Whether it is a visual or an emotional reality, nature is the source of beauty that humans work to replicate, albeit asymptotically. A Christian belief would say that God has made man in His Image, imbuing in him the ability to create. However, man is not God, the all-creator—he can only imperfectly replicate the perfection of the natural world. It is impossible for a painting to perfectly mirror nature, but humans will nonetheless try in their godly instinct. The tradition of landscape painting, such as the Hudson River School, exemplifies the human propensity to recreate natural beauty and therefore a realness in the world (perhaps this was most successfully accomplished by Albert Bierstadt). Humans carry an innate awe of nature, our historical home that we have been biologically evolved for and with.

Moreover, the disturbance of Plato’s cave is the perversion of the natural condition that the humans residing in the cave have been subjected to. If man was meant to reside in caves and look at fire-borne images on a wall, the hypothesis loses all meaning. It ceases to be disturbing, and the analogy falls apart. Alas, those who are in a “fake” environment must be missing what has been expected in their nature, and those who are in a “real” environment are intuitively able to prove it through its beauty. You can’t see the blue sky from Plato’s Cave. Because we can see the blue sky, the forests, the mountains, and the setting sun and intuit all of them as beautiful, we cannot completely be in Plato’s Cave.

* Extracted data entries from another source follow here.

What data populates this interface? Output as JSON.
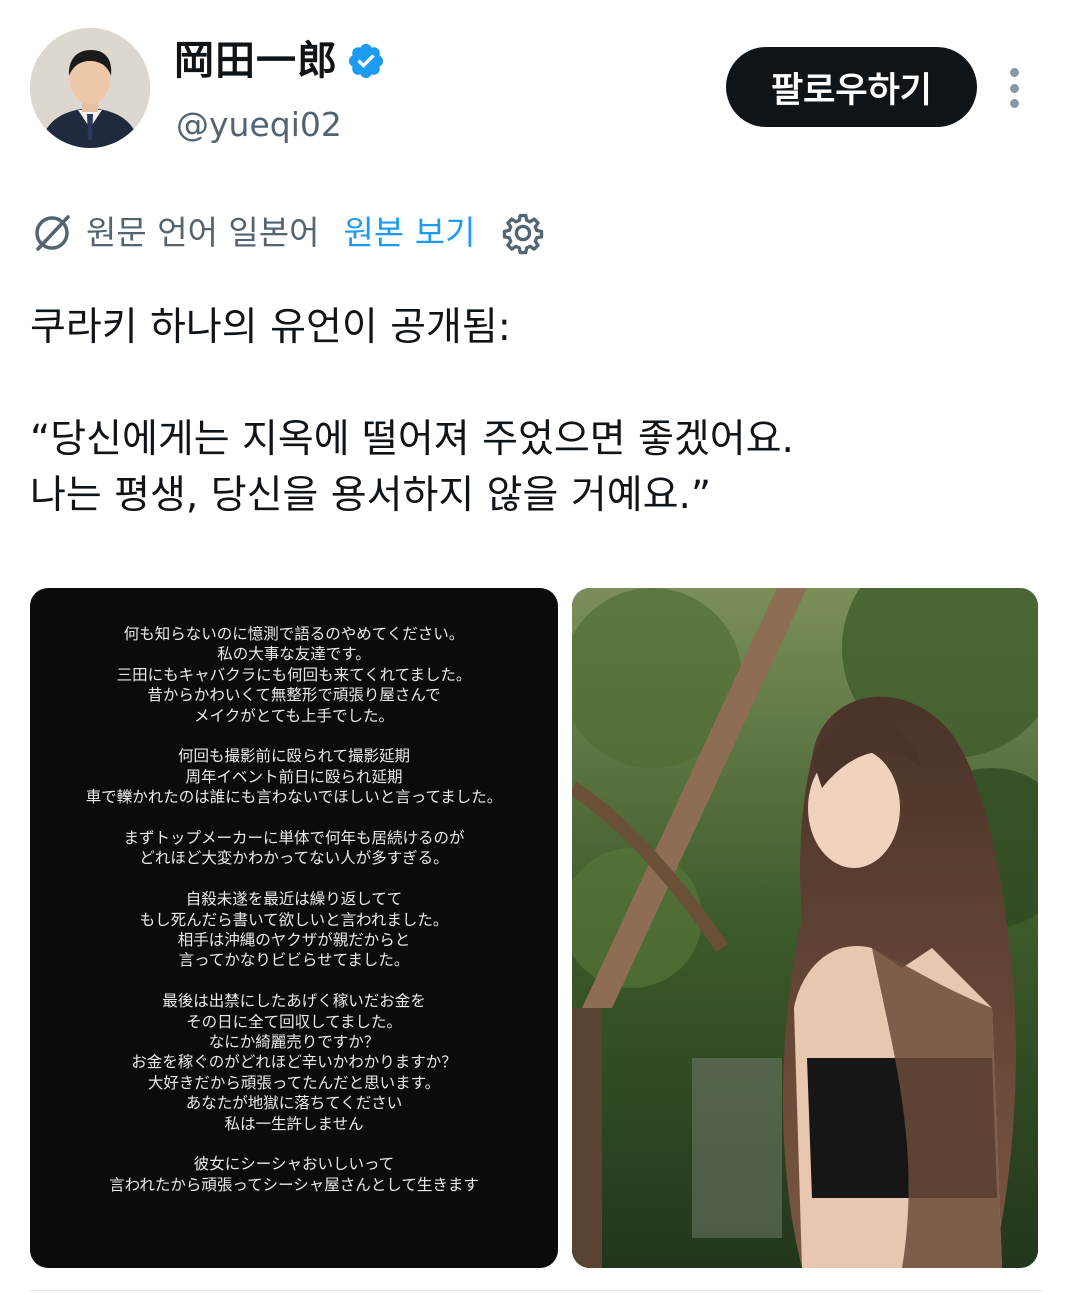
{
  "author": {
    "display_name": "岡田一郎",
    "handle": "@yueqi02"
  },
  "follow_label": "팔로우하기",
  "translation": {
    "label": "원문 언어 일본어",
    "view_original": "원본 보기"
  },
  "tweet": {
    "line1": "쿠라키 하나의 유언이 공개됨:",
    "quote": "“당신에게는 지옥에 떨어져 주었으면 좋겠어요.\n나는 평생, 당신을 용서하지 않을 거예요.”"
  },
  "media_text": [
    [
      "何も知らないのに憶測で語るのやめてください。",
      "私の大事な友達です。",
      "三田にもキャバクラにも何回も来てくれてました。",
      "昔からかわいくて無整形で頑張り屋さんで",
      "メイクがとても上手でした。"
    ],
    [
      "何回も撮影前に殴られて撮影延期",
      "周年イベント前日に殴られ延期",
      "車で轢かれたのは誰にも言わないでほしいと言ってました。"
    ],
    [
      "まずトップメーカーに単体で何年も居続けるのが",
      "どれほど大変かわかってない人が多すぎる。"
    ],
    [
      "自殺未遂を最近は繰り返してて",
      "もし死んだら書いて欲しいと言われました。",
      "相手は沖縄のヤクザが親だからと",
      "言ってかなりビビらせてました。"
    ],
    [
      "最後は出禁にしたあげく稼いだお金を",
      "その日に全て回収してました。",
      "なにか綺麗売りですか？",
      "お金を稼ぐのがどれほど辛いかわかりますか？",
      "大好きだから頑張ってたんだと思います。",
      "あなたが地獄に落ちてください",
      "私は一生許しません"
    ],
    [
      "彼女にシーシャおいしいって",
      "言われたから頑張ってシーシャ屋さんとして生きます"
    ]
  ],
  "colors": {
    "verified": "#1d9bf0",
    "link": "#1d9bf0",
    "secondary_text": "#536471",
    "follow_bg": "#0f1419"
  }
}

It is logically possible, therefore, to say that people are only in Plato’s Cave insofar as they have been cast away from the natural world, and such circumstances are certainly plausible. It follows then, that the best argument for man entering Plato’s Cave is his divorce from nature; it’s the gray malaise of urban infrastructure which stomps over the delicate green, the smog that smothers our lungs from nature’s fresh inhale, and the mass draining of ecosystems from land to sea that once flourished before the apex predator of trade incentives enslaved them. There are too many ways to number in this space that man betrays beauty and suffers for it. After all, such is the reason why Plato’s Allegory of the Cave remains so resonant. Thus, contribute to the world what is real and beautiful, in your genuine expression and in your cultural output, and counter ugliness and fakeness in the most effective way.